Durant l’été 1954, La Grande Cordée séjourne dans le Vercors. Le soir, les adolescents projettent des films (La Marseillaise de Renoir, Tempête sur l’Asie de Poudovkine) dans les hôtels environnants. À l’issue de ce séjour, Deligny publie dans Vers l’éducation nouvelle, la revue des Ceméa (Centre d’entraînement aux méthodes d’éducation active), un texte intitulé La caméra, outil pédagogique qui témoigne de la place qu’il entend donner au cinéma dans l’organisation. […]

François Truffaut rend visite à Deligny sur les conseils d’André Bazin. Le jeune cinéaste achève l’écriture des 400 coups. Deligny lui suggère l’idée de la fugue de l’enfant vers les plages du nord, à la fin du film.
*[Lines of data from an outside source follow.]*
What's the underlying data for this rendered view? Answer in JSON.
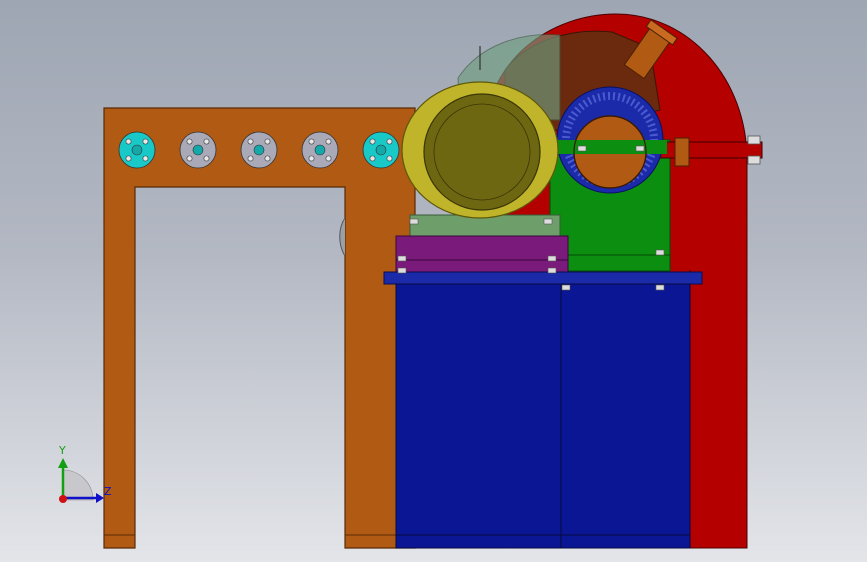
{
  "viewport": {
    "background_top": "#9ea6b3",
    "background_bottom": "#e3e5e9"
  },
  "colors": {
    "frame_brown": "#b05a14",
    "frame_edge": "#5a2a06",
    "hood_red": "#b50000",
    "hood_dark": "#6b2a0e",
    "motor_yellow": "#bfb42a",
    "motor_dark": "#6e6712",
    "gearbox_green": "#0c8f10",
    "plate_purple": "#7a1a7a",
    "base_blue": "#0a1694",
    "flange_blue": "#1a2aa8",
    "flange_cyan": "#18c9c8",
    "flange_gray": "#a9a9b8"
  },
  "flanges": [
    {
      "name": "flange-1",
      "color": "cyan"
    },
    {
      "name": "flange-2",
      "color": "gray"
    },
    {
      "name": "flange-3",
      "color": "gray"
    },
    {
      "name": "flange-4",
      "color": "gray"
    },
    {
      "name": "flange-5",
      "color": "cyan"
    }
  ],
  "triad": {
    "y_label": "Y",
    "z_label": "Z"
  }
}
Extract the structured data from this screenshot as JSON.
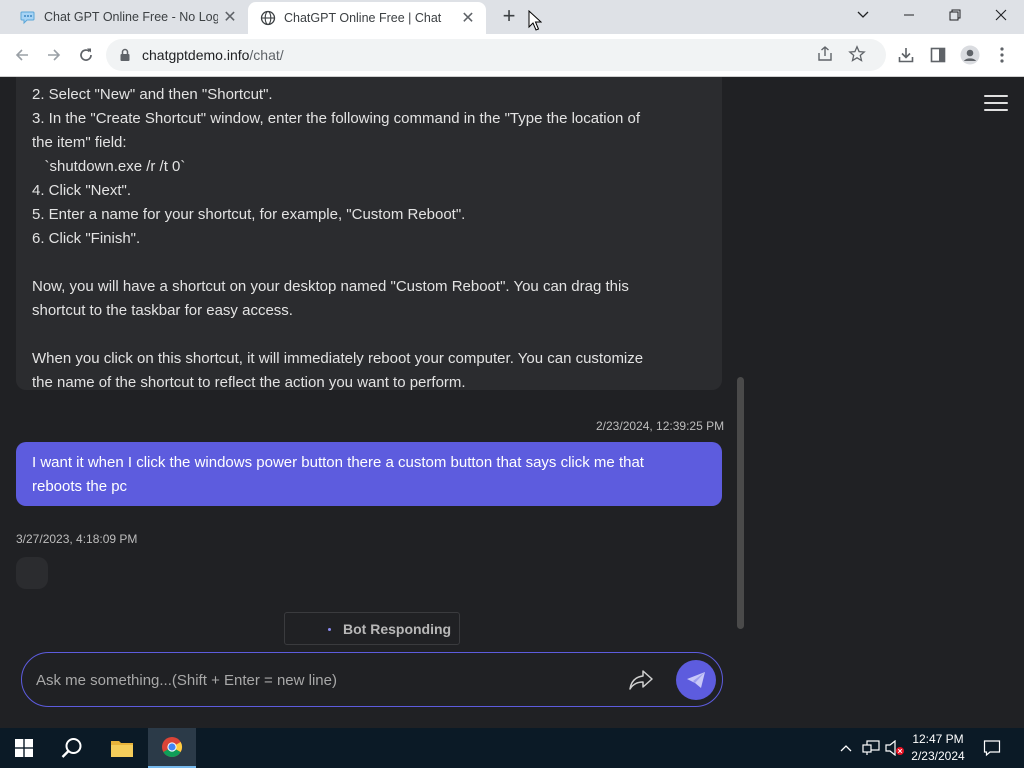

Deligny sollicite ensuite l’aide de Truffaut pour produire La Vraie Vie, dont il envisage de confier la réalisation aux adolescents. Le film, qui devait faire l’apologie des procédés de La Grande Cordée (par contraste avec la vie en structure fermée), n’a pas lieu.

Le tournage du Moindre Geste commence en 1963 dans les environs d’Anduze. Deligny écrit une fable de quelques lignes et met en scène. Josée Manenti assure les prises de vues, Guy Aubert enregistre les sons. Yves G., adolescent confié à Deligny en 1957, joue le rôle principal. Le film, monté par Jean-Pierre Daniel à Marseille puis à Paris (le financement du montage est assuré par la coopérative Slon, fondée par Chris Marker) est présenté à la semaine de la Critique à Cannes en 1971. Il sort dans les salles en 2004. […]

En 1978, Alain Cazuc tourne Projet N, un reportage (plus descriptif que ne l’était Ce Gamin, là) sur la vie dans les aires de séjour du réseau. À la fin des années 1970, la pratique des lignes d’erre est remplacée par la vidéo à l’usage des parents des autistes. La pensée de Deligny sur le langage, le pouvoir, l’humain, l’espèce, prend une tournure philosophique et anthropologique. Il est plus isolé, moins sollicité. Le réseau se réduit. Il rédige Acheminement vers l’image et entreprend un second film avec Renaud Victor, Fernand Deligny, à propos d’un film à faire, dans lequel il médite sur les rapports entre langage et image. [...]

Après avoir abandonné L’Enfant de citadelle, Deligny écrit deux derniers recueils d’aphorismes, Copeaux, et Essi (Et-si-l’homme-que-nous-sommes). Il meurt le 18 septembre 1996, laissant à Gisèle Durand et Jacques Lin la charge de poursuivre sa tentative.